ON THE WALL: Visitors taking a look at the artworks on display at the exhibition.               Photos by Shaji

Antonia Rosati, Community Engagement Officer, UCL.

 

Qatar’s natural heritage in a different light

A UCL-Qatar project, involving students from local

schools, melds art and science to portray the

country’s flora and fauna in a unique perspective

By Umer Nangiana

 

Using microscopy and science, a University College of London Qatar (UCL-Qatar) project has allowed students from three local secondary schools to artistically portray flora and fauna specific to Qatar, forming its natural heritage.

The results of the project, the exuberant microscopic images taken from the Scanning Electron Microscope (SEM) artistically done by the students, have been put on display at an exhibition at Katara Art Centre (KAC), Building 5, at the Katara Cultural Complex. The exhibition is open to public until November 23.

Students from Al Ruqayya School, Qatar Canadian School and Doha College have created artworks to form the basis of the exhibition, named as ‘Qatar Natural Heritage under the Microscope: Designs based on Flora and Fauna found in Qatar.’

Around 60 designs and patterns extracted from microscopic images of local flora and fauna are displayed at the exhibition together with the study process. The programme was designed to bring together Qatari heritage, art and science.

Initiated by Antonia Rosati, UCL Community Engagement Officer (CEO), the exhibition was conceived and designed by Doha-based artist Mariana Heilmann. Mariana is an international artist and active member of the Doha art community.

“This project was a collaboration between our community engagement programme and Mariana Heilmann. We were basically trying to look at the ways to create a project that could bring out elements that we are interested in; and arts together, to make it an engaging process for students,” Rosati told Community.

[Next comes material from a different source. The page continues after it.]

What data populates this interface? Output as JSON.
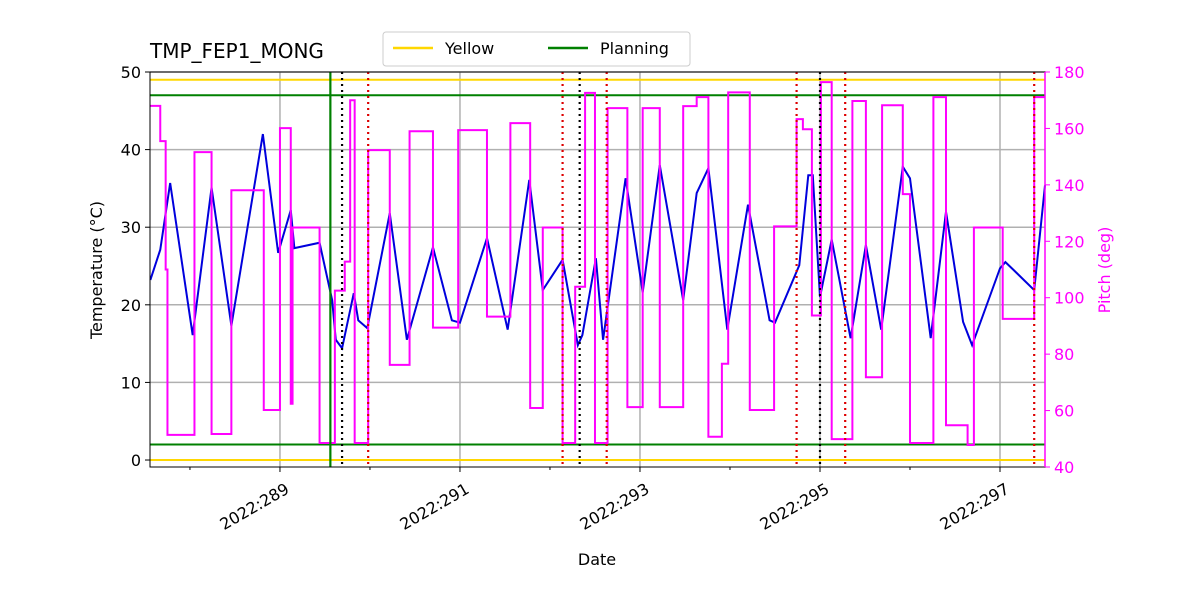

UCL-Qatar’s main reason for being here, she said, is to teach people about cultural heritage and it offers various programmes on it. The Qatari natural heritage exhibition also involved Dr Aspasia Chatziefthimiou, an ecologist based in Weill Cornell Medical College in Qatar besides Philip Connolly, the Archaeologist Materials Science Laboratories technician at UCL-Qatar.

“Mariana’s interest is in microscopy so what she was thinking to do was to look at different elements of Qatari natural heritage and sort of doing investigation into this, using fabulous pieces of equipment that we have, the SEM, which helps open the students’ eyes to the kind of secret world within the natural world of Qatar,” said Rosati.

An Anglo-Columbian artist based in Doha, Mariana has exhibited and sold her work internationally over the past 20 years. In collaboration with Rosati, she designed the programme that merges art, science and heritage.

Mariana’s experience and method of using scientific imagery as a starting point for designs exposes the students to learning about the world we live in from a very different angle. The programme was aimed at allowing people to take a closer look at the natural heritage of Qatar and appreciate the scene and it targets not just Qataris but expatriates as well. “It was also to give people a kind of view that science and art are very much interlinked,” said the UCL-Qatar’s Community Engagement Officer.

The expertise contributed by Dr Apasia and Philip Connolly allowed the project to be very specific to actual flora and fauna specimen found in Qatar.

Dr Aspasia generously contributed to the programme by putting together a diverse array of samples and information of some of the flora and fauna found in Qatar, the basis of this project.

Her research in Qatar focuses on the behaviour of bacteria adapted to life in the extreme climate of sand dunes, mangroves, wadis, rawdats, sabkhas and intertidal zones.

Connolly, on the other hand, has a wide range of experience in biological sciences, Chemistry as well as material science. He assisted with producing images from the SEM.

To create the images in the SEM, the sample often no more than a few milometers in size, is coated in a thin layer of gold. This gives the specimen a charge which makes it visible in the SEM. The specimen are placed in the SEM chamber under vacuum and scanned with an electron beam.

The signal resulting from each point in the scanned region is then processed and displayed as a monochrome image.  “When you see all the results together you realise that what an impact it could make,” said Rosati.

This, she added, is just a kind of primary project that we are working. “It went down so well with the students who we worked with and with the schools and with other people who are interested in science and arts that we would really like to expand and develop it,” said the UCL Qatar’s Community Engagement Officer.